Что- то прикоснулось к лицу. Непонятное, мягкое. Покряхтев, я сдвинул шестеренки в голове, подумал: «Что-то там есть, к лицу прикоснулось». Эта богатая мысль надолго заняла меня. Залогом безопасности и жизни являлась неспешность и осторожность, и я обдумывал мысль «Что-то там есть…» очень долго и основательно. В итоге решил пощупать, что же там. Несколько неудачных попыток — и вдруг по нервам пришел сигнал, что две мои руки встретились перед лицом. «Ага! — понял я. — Это одна рука к лицу прикоснулась, а вторая рука ее нащупала». Руки казались заполненными ватой, и Двигал ими будто не я, а кто-то другой, дергая за веревочки, неловко перемещая суставы, лишь с двадцатой попытки попадая в нужное место. Я почувствовал, что все тело мое такое — ватное, отстраненное, реагирующее на приказы головы неточно и замедленно.

«А глаза? — вдруг вспыхнула мысль. — Что с моими глазами?!» Я ничего не видел. Заторможенные моргания ощущались, но ничего не меняли. «Почему?» Что-то прикоснулось прямо к выпуклости глаз. «Это я пальцами прикоснулся», — понял я. Глаза находились на месте, но ничего не видели.

Спустя несколько десятков мыслей и сотен хаотичных движений (только в них я мог отслеживать течении времени) я познакомился со своим телом достаточно хорошо, чтобы заставить его передвигаться. И я пополхз. Наверное, я больше походил на гусеницу: извивался подтягивал конечности, выбрасывал их по направлении движения. Ползти было жутко неудобно. Земля проваливалась ямами, торчала вверх мягкими кусками, ни одного сантиметра ровной поверхности. Словно обезумевший экскаватор заходился здесь в жестоком приступе эпилепсии.

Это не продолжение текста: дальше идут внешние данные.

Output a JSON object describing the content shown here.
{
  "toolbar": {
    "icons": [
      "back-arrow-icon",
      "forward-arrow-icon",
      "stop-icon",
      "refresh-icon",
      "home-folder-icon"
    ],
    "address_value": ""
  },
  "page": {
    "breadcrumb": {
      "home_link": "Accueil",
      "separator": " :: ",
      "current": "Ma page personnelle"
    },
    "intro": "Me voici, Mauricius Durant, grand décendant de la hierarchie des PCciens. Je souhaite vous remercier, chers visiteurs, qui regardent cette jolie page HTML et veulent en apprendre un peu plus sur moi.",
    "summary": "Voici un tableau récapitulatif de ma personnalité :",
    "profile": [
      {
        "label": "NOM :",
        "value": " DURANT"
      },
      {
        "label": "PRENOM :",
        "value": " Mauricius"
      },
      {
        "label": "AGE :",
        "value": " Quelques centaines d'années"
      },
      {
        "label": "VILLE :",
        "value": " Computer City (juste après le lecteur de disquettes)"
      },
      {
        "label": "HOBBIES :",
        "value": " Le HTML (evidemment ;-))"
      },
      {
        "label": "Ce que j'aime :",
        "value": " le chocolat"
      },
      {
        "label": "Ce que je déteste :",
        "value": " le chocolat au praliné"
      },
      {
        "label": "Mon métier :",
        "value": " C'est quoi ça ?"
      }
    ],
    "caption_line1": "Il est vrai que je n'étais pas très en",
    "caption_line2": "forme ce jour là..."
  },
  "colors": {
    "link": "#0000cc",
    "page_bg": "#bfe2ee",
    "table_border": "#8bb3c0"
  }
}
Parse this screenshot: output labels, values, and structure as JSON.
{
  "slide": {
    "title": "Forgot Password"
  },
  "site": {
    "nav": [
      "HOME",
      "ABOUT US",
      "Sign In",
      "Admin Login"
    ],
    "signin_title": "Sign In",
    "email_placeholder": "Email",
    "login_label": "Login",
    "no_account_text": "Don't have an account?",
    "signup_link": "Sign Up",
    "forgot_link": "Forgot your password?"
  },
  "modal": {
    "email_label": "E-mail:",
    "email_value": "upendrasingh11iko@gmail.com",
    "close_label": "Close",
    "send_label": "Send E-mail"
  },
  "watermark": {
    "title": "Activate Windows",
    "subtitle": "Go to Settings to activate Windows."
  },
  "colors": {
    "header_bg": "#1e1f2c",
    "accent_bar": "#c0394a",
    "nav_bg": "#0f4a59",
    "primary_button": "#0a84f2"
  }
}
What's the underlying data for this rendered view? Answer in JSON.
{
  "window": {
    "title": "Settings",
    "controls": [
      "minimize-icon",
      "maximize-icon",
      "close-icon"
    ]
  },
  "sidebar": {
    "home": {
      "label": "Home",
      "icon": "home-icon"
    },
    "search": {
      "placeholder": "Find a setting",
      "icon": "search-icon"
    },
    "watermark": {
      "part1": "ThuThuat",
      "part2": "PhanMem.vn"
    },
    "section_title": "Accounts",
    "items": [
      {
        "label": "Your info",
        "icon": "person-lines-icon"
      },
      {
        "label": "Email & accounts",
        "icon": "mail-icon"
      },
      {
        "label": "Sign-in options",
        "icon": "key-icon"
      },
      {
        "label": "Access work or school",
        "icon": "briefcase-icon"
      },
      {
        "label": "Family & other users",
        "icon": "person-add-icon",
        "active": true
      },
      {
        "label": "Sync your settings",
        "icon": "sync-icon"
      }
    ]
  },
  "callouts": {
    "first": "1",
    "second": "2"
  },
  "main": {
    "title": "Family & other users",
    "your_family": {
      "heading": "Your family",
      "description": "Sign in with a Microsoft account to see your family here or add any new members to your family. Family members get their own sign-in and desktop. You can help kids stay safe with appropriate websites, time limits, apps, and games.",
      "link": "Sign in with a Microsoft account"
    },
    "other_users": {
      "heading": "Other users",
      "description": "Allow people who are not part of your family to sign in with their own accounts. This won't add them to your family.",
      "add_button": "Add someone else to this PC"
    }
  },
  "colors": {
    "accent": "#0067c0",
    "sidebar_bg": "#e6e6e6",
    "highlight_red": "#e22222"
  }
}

Полз я долго. Услышь я вопросы: «зачем?», «куда?» — очень бы удивился. Ответов, естественно, не было. Зачем растет дерево? Оно же не знает. Так и я: ползу потому, что ползлось, о смысле я не задумывался. Зато стал лучше управлять телом. Руки и ноги больше не торчали резиновыми шлангами и могли довольно точно двигаться так, как хотелось.

«Да ведь тебя же убили», — вдруг подумал я и остановился.

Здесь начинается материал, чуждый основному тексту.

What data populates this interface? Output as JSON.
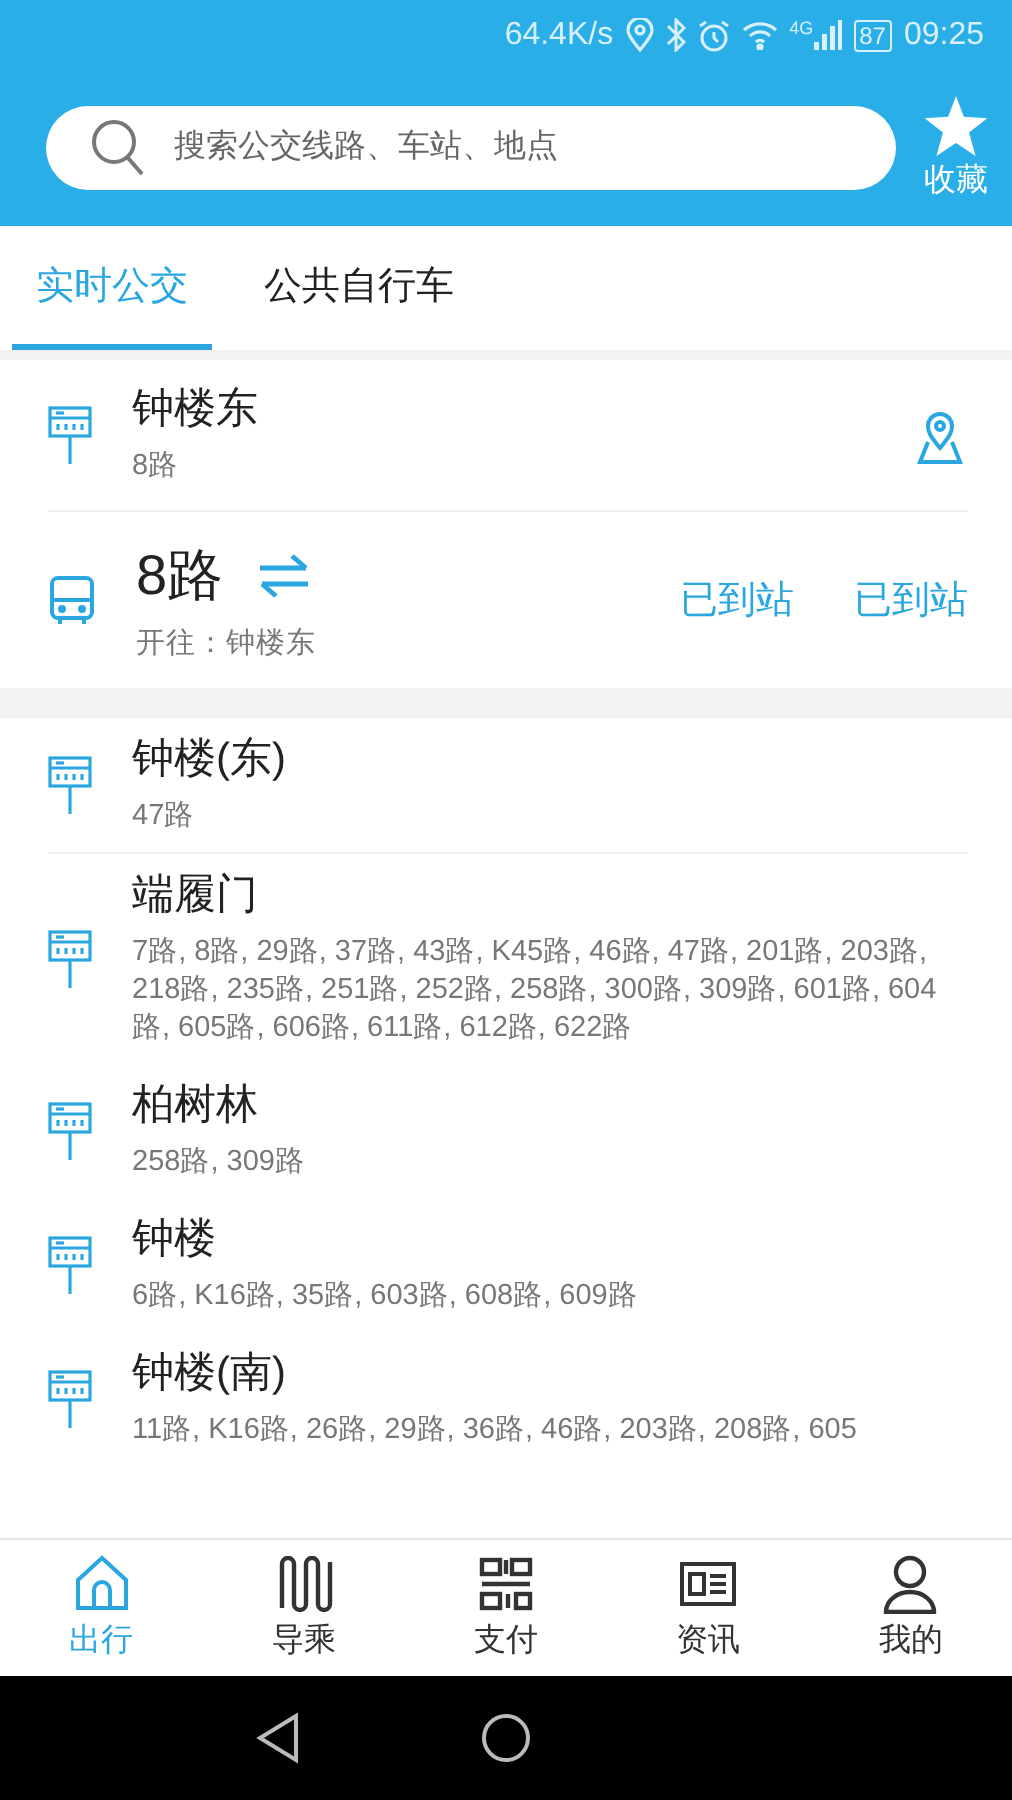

Странно. Убили. Думать о себе этим словом непривычно и жутко. Хотя кое-какой опыт у меня был. Ари тоже меня убивала. И взрыв меня убивал. Хотя нет, взрыв мог убить, — не получилось. Вот у Ари получилось. Временная остановка сердца для вручения подарка. Но я тогда не умер до конца, не успел… Зато сейчас успел.

Был мертвый, стал живой. Я абсолютно точно знал, что умирал. Потусторонний мир в воспоминаниях не остался, может, его и не было, но сам факт смерти мой организм знал и помнил абсолютно точно. «Сна я, может, и не запомнил, но то, что спал, — непререкаемо». Как-то так.

М- м, да я ж как Иисус! Гришка воскресе! Безумие…

А не видел я ничего потому, что вокруг тьма кромешная. Даже не знаю, сколько времени потребовалось мне для понимания этого простого факта. Но в какое-то мгновение тело достаточно пришло в себя, стало ясно: глаза есть, и они видят. Только видеть нечего — свет здесь умер по-настоящему, навсегда.

Резиновые пальцы нащупали в кармане сотик. Но сотик тоже умер по-настоящему после путешествия в пивном бочонке. Гадство! Почему, скажите на милость, я получил способность оживать, а в темноте видеть не научился? Второе же намного легче! В чем смысл?